= Animal Diversity Web =

Online database

The Animal Diversity Web (ADW) is a non-profit group that hosts an online database site that collects natural history, classification, species characteristics, conservation biology, and distribution information on species of animals. The website includes photographs, sound clips, and a virtual museum.

The local, relational database is written and maintained by staff and student contributors from the University of Michigan. It can be accessed through the web and mobile apps. It offers resources for schoolteachers ("K–12 instructors"), and functions as a virtual museum containing mostly mammals and a collection of skulls that can be virtually handled.

== Background ==
The ADW was created in 1995 by Philip Myers, a former biology professor at the University of Michigan. As of June 2022, the site contained records for approximately 2,150 animal species, represented by 11,500 images and 725 sounds. The ADW has over 250 accounts of higher taxonomic groups.

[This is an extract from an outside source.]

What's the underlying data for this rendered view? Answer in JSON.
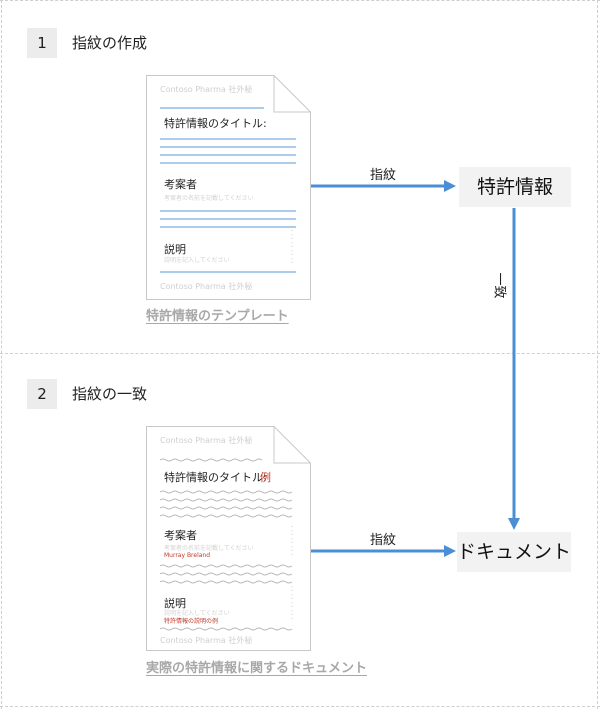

Most of the contributors to the website are undergraduate students. ADW has collaborated with 30 colleges and universities across the United States. The undergraduate students often submit reports on species as part of their course requirements. Each account is edited by both the professors and the staff at the ADW. As of November 2017, the Animal Diversity Web had 3,675 contributors.

== Staff ==
The current staff of the Animal Diversity Web is employed at the University of Michigan (as of 2017):

- Phil Myers, Ph.D.: Director and founder of the Animal Diversity Web. Curator of Mammals in the Museum of Zoology and Professor of Ecology and Evolutionary Biology.
- Tricia Jones, Ph.D.: Educational researcher, assessment and usability coordinator, and site design consultant.
- Roger Espinosa, M.S.: Technical lead in content management, XML templates, search engines, and taxonomy database.
- Tanya Dewey, Ph.D.: Content expert, curriculum consultant, and ADW upkeep.
- George Hammond, M.S.: Content expert, curriculum consultant, and ADW upkeep.